During the Great Depression some decades ago, President Franklin Roosevelt was deposed for his socialistic economic policies by wealthy industrialists and conservative elements in the Army and organized Great War veterans. The Business leaders approached Douglas Macarthur who had broken up the Bonus Marchers to serve as leader in Roosevelts place and offered him the weapons and men they had gathered so long as he swore to uphold American principles of free enterprise and respect their right to run their companies without undue federal interference. Macarthur lead the march on Washington DC and the White House, Roosevelt was injured and died several weeks later as he had been apparently suffering polio and not disclosed this and the injuries caused fatal complications.

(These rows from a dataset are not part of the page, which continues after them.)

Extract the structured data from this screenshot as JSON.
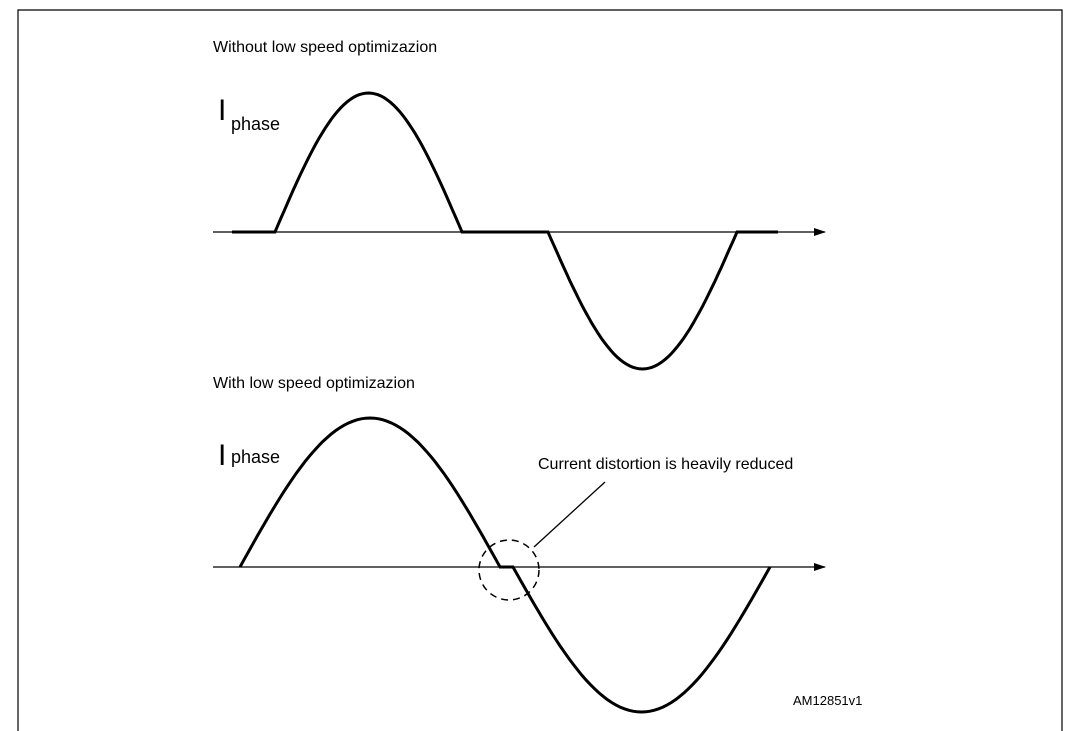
{
  "panels": [
    {
      "caption": "Without low speed optimizazion",
      "symbol": "I",
      "subscript": "phase"
    },
    {
      "caption": "With low speed optimizazion",
      "symbol": "I",
      "subscript": "phase",
      "annotation": "Current distortion is heavily reduced"
    }
  ],
  "figure_id": "AM12851v1"
}
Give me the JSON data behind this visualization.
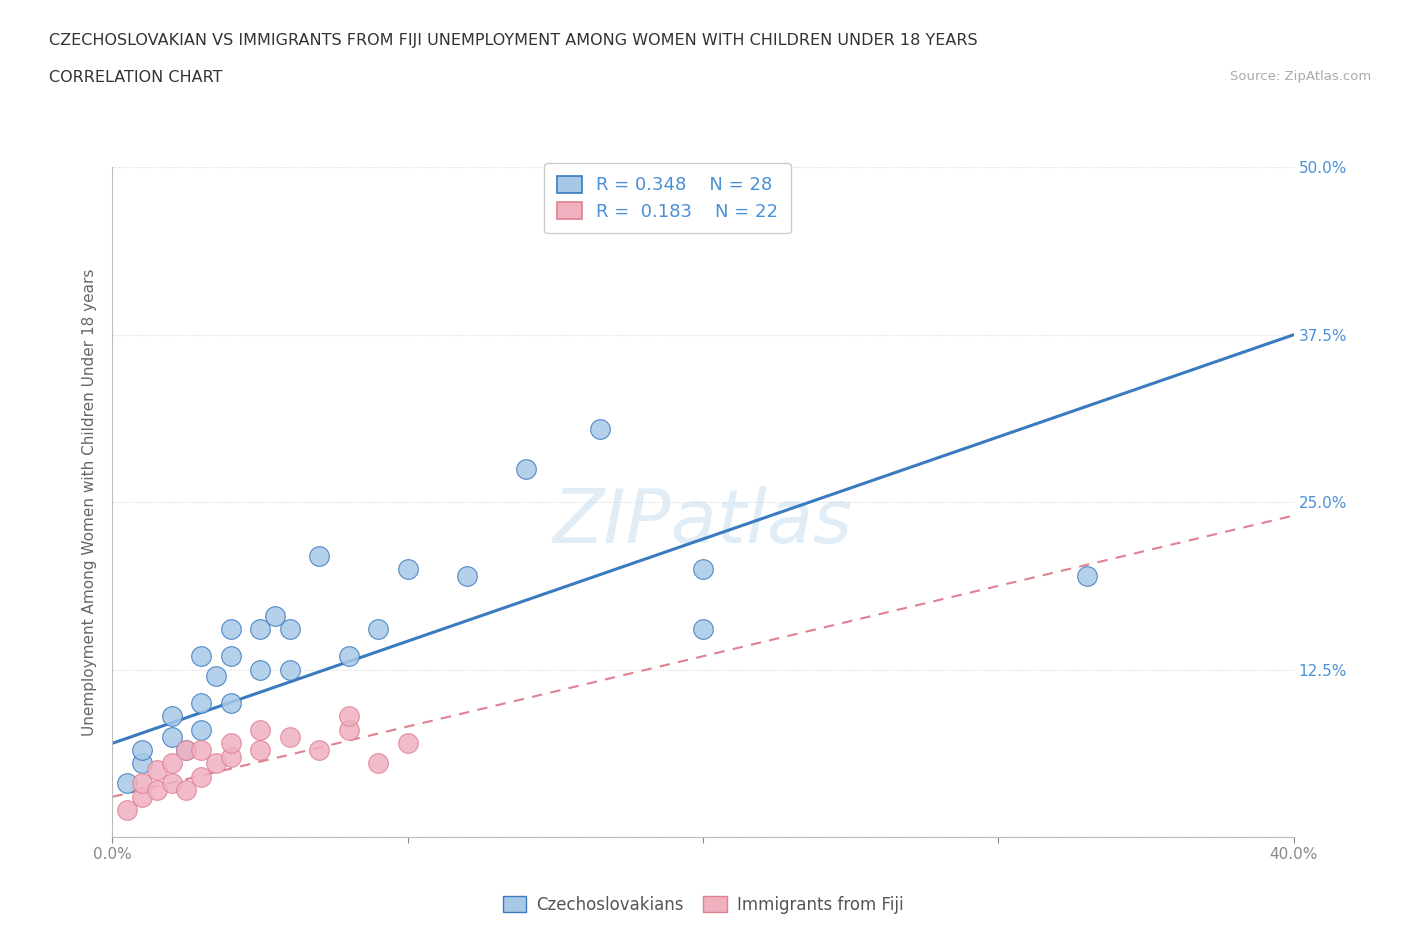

The civil war between Macarthur, the Patriotic section of the Army and Navy that supported him and his business backers and Communist, anarchist, and those merely seeking a return to pre-coup representative democracy lasted six years, with Red Minnesota holding out until 1943 and several of the Appalachian Miners Councils until 1947. Macarthur, a noted military tactician, was able to bring the nation under his effective control and eventually fear of being shot as a communist traitor lead to the average American holding his tongue and going about his business.
Macarthur kept the nation out of the Second Great War, though many of his business supporters sold arms to the Axis powers. The war ended in 1948 when the Nazis and Soviets agreed to a cease fire along a line in the Ukraine negotiated between the recently deceased Hitler's young successor Heydrich and an aging Stalin. Britain had bowed out in 1940 and was suffering unrest at home and in its colonies.
Douglas Macarthur died in 1964, still in power, though the businessmen and veterans who had put him there had for the most part long since died themselves. He appointed Curtis Lemay his successor. Lemay faced increasing dissatisfaction with a government viewed as an illegitimate and incompetent military dictatorship founded to oppose a man now dead and deal with an emergency long since passed. Liberal and left wing and African American underground leaders such as William Ayers, Stokely Carmichael, Mark Rudd, Malcolm Little, Abbie Hoffman, Tim Leary and Charles Milles Maddox would bring about the Revolution against the corrupt and complacent corporate backed military dictatorship headed by the politically isolated Lemay.
At the time of the Business Coup, other officers were considered as possible leaders, many of whom, probably would have outright opposed it, as some officers tended to the left, or felt that the American military was being used to benefit large corporations in other nations, in effect racketeering. What if a more liberal minded officer had been approached to head the coup and he had sounded the alarm? Perhaps the oppression of General Macarthur and the bloodshed of the Revolution from 1966 onward could have been avoided.